Route53 responder supports dns-01 challenge type. This assumes domain NS are managed under Route53 hosted zone.

challenge_responders:
  - route53:
      # aws_access_key: # aws credentials (optional); If omit, default configuration of aws-sdk use will be used.
      #   access_key_id:
      #   secret_access_key:
      #   session_token:
      # hosted_zone_map: # hosted zone map (optional); This is to specify exactly one hosted zone to use. This will be required when there are multiple hosted zone with same domain name. Usually
      #   "example.org.": "/hostedzone/DEADBEEF"

Post Issuing Hooks

Post issuing hooks are configurable actions that are executed when a new certificate has been succesfully issued. The hooks are sequentially executed in the same order as they are configured, and they are configurable per certificate's common-name.

shell

Execute specified command on a shell. Environment variable ${COMMON_NAME} is available.

post_issuing_hooks:
  "test.example.com":
    - shell:
        command: mail -s "New cert for ${COMMON_NAME} has been issued" user@example.com < /dev/null
    - shell:
        command: touch /tmp/certs-has-been-issued-${COMMON_NAME}
  "admin.example.com":
    - shell:
        command: /usr/bin/dosomethingelse ${COMMON_NAME}

acm

Import certificate into AWS ACM.

post_issuing_hooks:
  "test.example.com":
    - acm:
        region: us-east-1 # required
        certificate_arn: arn:aws:acm:... # (optional)
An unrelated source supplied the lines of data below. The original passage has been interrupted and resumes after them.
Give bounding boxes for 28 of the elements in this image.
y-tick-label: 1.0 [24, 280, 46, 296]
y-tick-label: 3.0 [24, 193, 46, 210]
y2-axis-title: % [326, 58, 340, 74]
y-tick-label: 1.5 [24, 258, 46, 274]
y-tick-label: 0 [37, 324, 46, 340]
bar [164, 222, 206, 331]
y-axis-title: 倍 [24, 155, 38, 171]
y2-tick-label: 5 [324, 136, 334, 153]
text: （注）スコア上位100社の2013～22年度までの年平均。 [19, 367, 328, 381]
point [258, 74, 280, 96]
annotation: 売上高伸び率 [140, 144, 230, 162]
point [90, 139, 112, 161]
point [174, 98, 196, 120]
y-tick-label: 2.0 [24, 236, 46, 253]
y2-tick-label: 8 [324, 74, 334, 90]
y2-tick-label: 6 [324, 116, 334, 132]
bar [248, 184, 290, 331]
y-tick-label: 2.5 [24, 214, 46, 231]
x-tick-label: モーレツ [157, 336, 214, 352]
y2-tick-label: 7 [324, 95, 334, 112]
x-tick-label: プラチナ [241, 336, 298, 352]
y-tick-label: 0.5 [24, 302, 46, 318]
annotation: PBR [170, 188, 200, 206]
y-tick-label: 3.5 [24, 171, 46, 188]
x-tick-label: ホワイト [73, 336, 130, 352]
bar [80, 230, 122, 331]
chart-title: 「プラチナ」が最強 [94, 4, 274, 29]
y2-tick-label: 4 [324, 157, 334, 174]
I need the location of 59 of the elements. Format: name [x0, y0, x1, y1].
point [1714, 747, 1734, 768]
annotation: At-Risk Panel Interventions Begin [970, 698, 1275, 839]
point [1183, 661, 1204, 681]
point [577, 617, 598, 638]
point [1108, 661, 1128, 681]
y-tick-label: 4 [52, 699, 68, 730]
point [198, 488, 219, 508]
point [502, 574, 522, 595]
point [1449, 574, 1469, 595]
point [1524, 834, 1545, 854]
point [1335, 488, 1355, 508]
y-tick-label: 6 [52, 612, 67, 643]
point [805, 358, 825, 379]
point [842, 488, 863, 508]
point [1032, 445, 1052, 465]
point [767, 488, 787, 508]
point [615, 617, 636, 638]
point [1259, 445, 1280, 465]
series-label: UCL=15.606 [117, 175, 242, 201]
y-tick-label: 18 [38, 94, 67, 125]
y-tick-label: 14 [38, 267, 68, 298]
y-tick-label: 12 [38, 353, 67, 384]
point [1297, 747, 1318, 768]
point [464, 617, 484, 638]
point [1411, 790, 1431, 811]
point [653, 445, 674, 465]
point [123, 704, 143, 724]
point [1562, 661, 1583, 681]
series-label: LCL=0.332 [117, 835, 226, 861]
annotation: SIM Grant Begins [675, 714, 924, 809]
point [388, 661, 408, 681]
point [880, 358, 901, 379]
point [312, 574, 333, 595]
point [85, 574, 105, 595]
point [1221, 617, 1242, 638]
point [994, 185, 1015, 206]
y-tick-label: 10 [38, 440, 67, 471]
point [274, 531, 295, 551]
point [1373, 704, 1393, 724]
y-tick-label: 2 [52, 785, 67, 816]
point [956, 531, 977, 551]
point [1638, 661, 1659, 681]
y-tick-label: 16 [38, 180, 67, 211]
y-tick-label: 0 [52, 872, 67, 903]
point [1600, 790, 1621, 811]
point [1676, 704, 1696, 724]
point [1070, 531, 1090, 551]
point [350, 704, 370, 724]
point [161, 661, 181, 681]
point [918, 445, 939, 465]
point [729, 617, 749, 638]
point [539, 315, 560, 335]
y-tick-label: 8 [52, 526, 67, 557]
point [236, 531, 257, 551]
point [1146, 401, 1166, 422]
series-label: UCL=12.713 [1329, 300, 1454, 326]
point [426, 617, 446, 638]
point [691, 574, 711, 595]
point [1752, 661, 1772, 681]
When certificate_arn is not present, acm hook attempts to find the certificate ARN from existing certificate list. Certificate with same common name ("domain name" on ACM), and Acmesmith tag will be used. Otherwise, acm hook imports as a new certificate with Acmesmith tag.

3rd party Plugins

Challenge responders

• hanazuki/acmesmith-designate dns-01 challenge responder with OpenStack-based DNSaaS (Designate v1 API), e.g. for ConoHa.
• nagachika/acmesmith-google-cloud-dns dns-01 challenge responder with Google Cloud DNS.
• mipmip/acmesmith-http-path - http-01 challenge reponder if you have write access to the vhost server root.

Storage

• minimum2scp/acmesmith-google-cloud-storage storage using Google Cloud Storage

Vendor dependent notes

• ./docs/vendor/aws.md: IAM and KMS key policies, and some tips

Development

After checking out the repo, run bin/setup to install dependencies. Then, run rake spec to run the tests. You can also run bin/console for an interactive prompt that will allow you to experiment.
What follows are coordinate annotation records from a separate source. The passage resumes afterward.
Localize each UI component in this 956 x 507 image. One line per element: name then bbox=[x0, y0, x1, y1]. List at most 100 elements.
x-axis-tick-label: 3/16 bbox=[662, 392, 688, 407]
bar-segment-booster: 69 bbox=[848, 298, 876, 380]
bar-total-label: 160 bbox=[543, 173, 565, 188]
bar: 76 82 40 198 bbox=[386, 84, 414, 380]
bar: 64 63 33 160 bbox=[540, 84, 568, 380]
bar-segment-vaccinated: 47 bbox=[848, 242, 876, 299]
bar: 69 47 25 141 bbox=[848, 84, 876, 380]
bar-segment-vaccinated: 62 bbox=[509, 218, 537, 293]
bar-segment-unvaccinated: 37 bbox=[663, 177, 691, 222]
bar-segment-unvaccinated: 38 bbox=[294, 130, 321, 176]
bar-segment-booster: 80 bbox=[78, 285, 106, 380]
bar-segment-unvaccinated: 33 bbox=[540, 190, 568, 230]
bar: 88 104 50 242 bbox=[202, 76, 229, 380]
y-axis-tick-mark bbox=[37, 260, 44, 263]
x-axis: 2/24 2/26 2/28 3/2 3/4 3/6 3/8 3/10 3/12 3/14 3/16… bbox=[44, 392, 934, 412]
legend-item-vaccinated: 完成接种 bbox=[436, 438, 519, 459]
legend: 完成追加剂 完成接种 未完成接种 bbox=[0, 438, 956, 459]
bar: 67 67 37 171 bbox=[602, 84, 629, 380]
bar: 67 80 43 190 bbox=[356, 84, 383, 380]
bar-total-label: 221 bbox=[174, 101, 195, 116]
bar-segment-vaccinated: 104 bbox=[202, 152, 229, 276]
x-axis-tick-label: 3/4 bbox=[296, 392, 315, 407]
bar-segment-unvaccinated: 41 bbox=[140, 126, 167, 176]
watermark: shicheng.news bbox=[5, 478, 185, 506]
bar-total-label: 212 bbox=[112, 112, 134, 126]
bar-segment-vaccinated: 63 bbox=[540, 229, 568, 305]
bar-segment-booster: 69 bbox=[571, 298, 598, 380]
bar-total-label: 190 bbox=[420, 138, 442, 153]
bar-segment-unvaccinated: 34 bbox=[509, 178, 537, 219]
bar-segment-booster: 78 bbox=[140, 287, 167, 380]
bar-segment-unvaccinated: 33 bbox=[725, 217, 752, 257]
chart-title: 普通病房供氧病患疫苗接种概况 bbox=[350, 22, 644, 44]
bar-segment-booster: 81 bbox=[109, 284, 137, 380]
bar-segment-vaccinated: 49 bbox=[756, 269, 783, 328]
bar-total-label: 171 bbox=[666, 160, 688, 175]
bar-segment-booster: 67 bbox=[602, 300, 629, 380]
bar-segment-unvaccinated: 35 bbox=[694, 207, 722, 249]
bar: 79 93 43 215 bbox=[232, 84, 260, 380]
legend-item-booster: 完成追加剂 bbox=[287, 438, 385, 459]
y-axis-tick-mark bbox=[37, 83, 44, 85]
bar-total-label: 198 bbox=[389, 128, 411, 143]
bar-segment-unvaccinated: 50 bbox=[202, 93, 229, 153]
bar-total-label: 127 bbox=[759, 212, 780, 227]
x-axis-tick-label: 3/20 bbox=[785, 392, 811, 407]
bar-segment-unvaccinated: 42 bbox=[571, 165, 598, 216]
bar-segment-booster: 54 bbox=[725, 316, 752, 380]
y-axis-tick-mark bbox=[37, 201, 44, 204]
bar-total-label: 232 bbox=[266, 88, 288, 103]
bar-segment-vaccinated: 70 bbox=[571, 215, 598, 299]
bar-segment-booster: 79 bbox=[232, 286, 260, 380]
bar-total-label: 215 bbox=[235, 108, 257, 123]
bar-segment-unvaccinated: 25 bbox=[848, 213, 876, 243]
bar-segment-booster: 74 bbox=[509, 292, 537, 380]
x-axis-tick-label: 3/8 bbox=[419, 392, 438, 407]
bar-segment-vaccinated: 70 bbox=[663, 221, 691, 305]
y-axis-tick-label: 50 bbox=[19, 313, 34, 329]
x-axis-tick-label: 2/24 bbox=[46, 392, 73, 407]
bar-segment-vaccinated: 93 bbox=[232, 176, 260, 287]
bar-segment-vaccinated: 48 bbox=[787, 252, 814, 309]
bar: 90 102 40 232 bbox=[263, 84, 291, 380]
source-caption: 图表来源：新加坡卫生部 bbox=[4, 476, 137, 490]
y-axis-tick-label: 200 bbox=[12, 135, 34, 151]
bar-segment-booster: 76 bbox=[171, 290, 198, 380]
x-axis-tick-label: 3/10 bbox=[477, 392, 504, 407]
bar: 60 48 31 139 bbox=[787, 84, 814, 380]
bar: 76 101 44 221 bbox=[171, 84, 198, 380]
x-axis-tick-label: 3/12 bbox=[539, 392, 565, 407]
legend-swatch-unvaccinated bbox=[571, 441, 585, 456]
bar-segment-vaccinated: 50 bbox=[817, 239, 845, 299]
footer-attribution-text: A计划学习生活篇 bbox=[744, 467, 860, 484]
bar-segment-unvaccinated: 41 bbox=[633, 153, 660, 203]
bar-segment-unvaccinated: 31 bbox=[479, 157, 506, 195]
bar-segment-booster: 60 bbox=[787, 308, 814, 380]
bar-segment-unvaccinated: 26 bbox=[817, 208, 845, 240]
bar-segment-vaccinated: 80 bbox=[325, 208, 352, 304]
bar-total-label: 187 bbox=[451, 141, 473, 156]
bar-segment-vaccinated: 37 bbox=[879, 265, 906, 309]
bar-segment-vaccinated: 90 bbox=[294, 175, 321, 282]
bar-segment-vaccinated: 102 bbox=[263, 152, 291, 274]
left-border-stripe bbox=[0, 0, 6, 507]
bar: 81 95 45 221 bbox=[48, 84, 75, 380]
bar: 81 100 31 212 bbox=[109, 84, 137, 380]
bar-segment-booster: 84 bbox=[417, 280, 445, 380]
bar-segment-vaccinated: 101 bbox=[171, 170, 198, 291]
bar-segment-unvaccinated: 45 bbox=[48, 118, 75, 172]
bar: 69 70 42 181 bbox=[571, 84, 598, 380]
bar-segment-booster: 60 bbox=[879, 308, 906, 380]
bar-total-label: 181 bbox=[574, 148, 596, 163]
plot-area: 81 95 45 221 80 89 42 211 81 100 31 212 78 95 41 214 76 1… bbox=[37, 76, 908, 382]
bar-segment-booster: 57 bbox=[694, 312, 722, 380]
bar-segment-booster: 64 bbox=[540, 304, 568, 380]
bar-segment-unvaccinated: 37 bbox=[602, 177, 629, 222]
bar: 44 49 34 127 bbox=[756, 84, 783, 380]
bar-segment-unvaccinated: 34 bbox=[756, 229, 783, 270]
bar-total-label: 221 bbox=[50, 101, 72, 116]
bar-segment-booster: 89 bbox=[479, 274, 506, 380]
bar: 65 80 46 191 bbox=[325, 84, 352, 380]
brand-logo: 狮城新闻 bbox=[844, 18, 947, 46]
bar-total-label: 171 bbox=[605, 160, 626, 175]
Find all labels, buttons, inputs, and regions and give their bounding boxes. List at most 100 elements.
To install this gem onto your local machine, run bundle exec rake install. To release a new version, update the version number in version.rb, and then run bundle exec rake release, which will create a git tag for the version, push git commits and tags, and push the .gem file to rubygems.org.

Todos

• Tests
• Support post actions (notifying servers, deploying to somewhere, etc...)

Contributing

Bug reports and pull requests are welcome on GitHub at https://github.com/[USERNAME]/acmesmith.

License

The gem is available as open source under the terms of the MIT License.